Coverage Choices That Move the Needle
- Liability Limits: State minimums are cheapest; raising to 100/300/100 (or higher) costs more but protects assets better.
- Comprehensive & Collision: Add meaningful protection for your car; cost depends on vehicle value and deductibles.
- PIP/MedPay & UM/UIM: Often smart add-ons that add modest cost for significant medical/underinsured protection.
- Rental & Roadside: Handy but optional; keep if you’d actually use them.
Vehicle Factors That Quietly Raise (or Lower) Your Bill
- Repair/replacement cost: Newer or luxury models cost more to fix; premiums rise.

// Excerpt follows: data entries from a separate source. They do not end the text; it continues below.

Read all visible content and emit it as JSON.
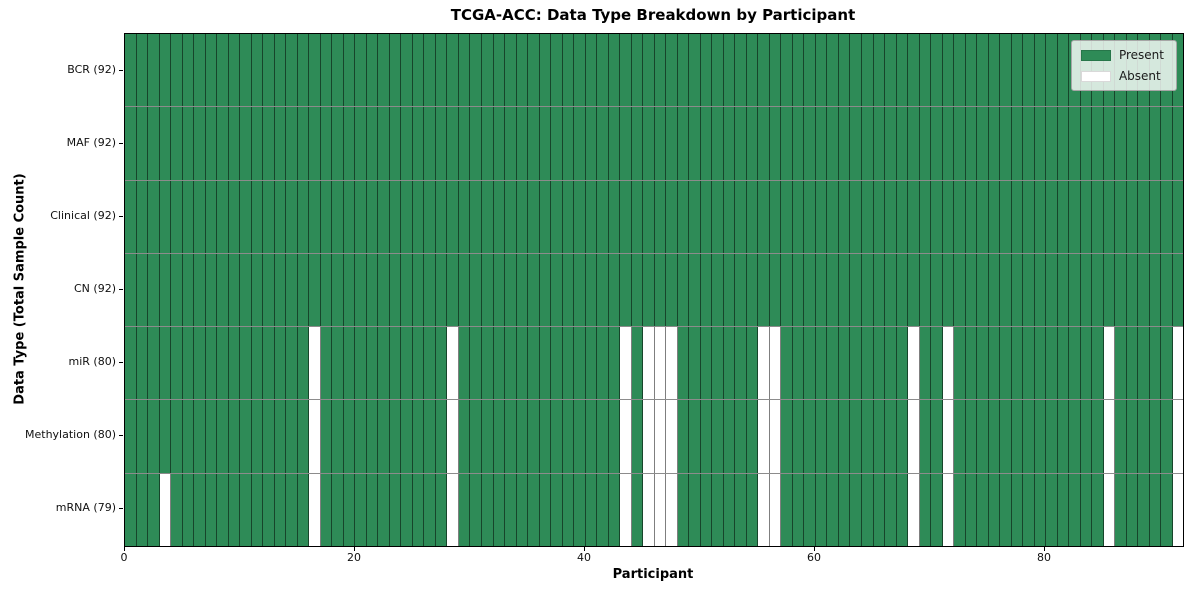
{
  "chart_data": {
    "type": "heatmap",
    "title": "TCGA-ACC: Data Type Breakdown by Participant",
    "xlabel": "Participant",
    "ylabel": "Data Type (Total Sample Count)",
    "n_participants": 92,
    "x_ticks": [
      0,
      20,
      40,
      60,
      80
    ],
    "x_range": [
      0,
      92
    ],
    "grid": true,
    "legend_position": "upper right",
    "rows": [
      {
        "label": "BCR (92)",
        "present_count": 92,
        "absent_participants": []
      },
      {
        "label": "MAF (92)",
        "present_count": 92,
        "absent_participants": []
      },
      {
        "label": "Clinical (92)",
        "present_count": 92,
        "absent_participants": []
      },
      {
        "label": "CN (92)",
        "present_count": 92,
        "absent_participants": []
      },
      {
        "label": "miR (80)",
        "present_count": 80,
        "absent_participants": [
          16,
          28,
          43,
          45,
          46,
          47,
          55,
          56,
          68,
          71,
          85,
          91
        ]
      },
      {
        "label": "Methylation (80)",
        "present_count": 80,
        "absent_participants": [
          16,
          28,
          43,
          45,
          46,
          47,
          55,
          56,
          68,
          71,
          85,
          91
        ]
      },
      {
        "label": "mRNA (79)",
        "present_count": 79,
        "absent_participants": [
          3,
          16,
          28,
          43,
          45,
          46,
          47,
          55,
          56,
          68,
          71,
          85,
          91
        ]
      }
    ],
    "legend": [
      {
        "label": "Present",
        "color": "#2e8b57"
      },
      {
        "label": "Absent",
        "color": "#ffffff"
      }
    ],
    "colors": {
      "present": "#2e8b57",
      "absent": "#ffffff",
      "frame": "#000000"
    }
  }
}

- Theft risk & safety record: Models with strong anti-theft and safety ratings can be cheaper.
- Mileage & usage: Long commutes and business use usually cost more than pleasure-only driving.
Quick Ways to Trim $10–$40/Month
- Bundle home/renters + auto; add multi-vehicle if applicable.
- Enroll in telematics/usage-based programs (safe braking, modest speeds, less night driving).
- Raise deductibles (e.g., $500 → $1,000) on comp/collision if you can afford the risk.
- Right-size coverage: Don’t carry comp/collision on a very low-value car; increase liability on newer assets.
- Ask for discounts: Good driver, good student, defensive driving, pay-in-full, autopay/paperless, affinity groups.
- Shop 3–5 carriers and re-shop after tickets fall off or life changes (move, mileage drop, new safety features).
How to Compare Quotes the Right Way
- Match coverages and deductibles line-for-line across carriers.
- Use the same annual mileage and drivers each time.
- Get quotes for both liability-only and full coverage to see true deltas.
- Look at total annual cost, not just the monthly—installment fees can add up.
- Consider claims service and repair network—the “cheapest” isn’t cheap if claims are a hassle.
FAQs
Final Word
$100 per month isn’t inherently expensive—or cheap. For many drivers, it’s a solid full-coverage price; for liability-only in low-risk situations, it may be a bit high. The only way to know is to compare like-for-like quotes and adjust coverage to match your car’s value, risk, and budget. Take ten minutes to re-shop, stack discounts, and consider telematics—you may find $100/month is beatable without sacrificing the protection you actually need.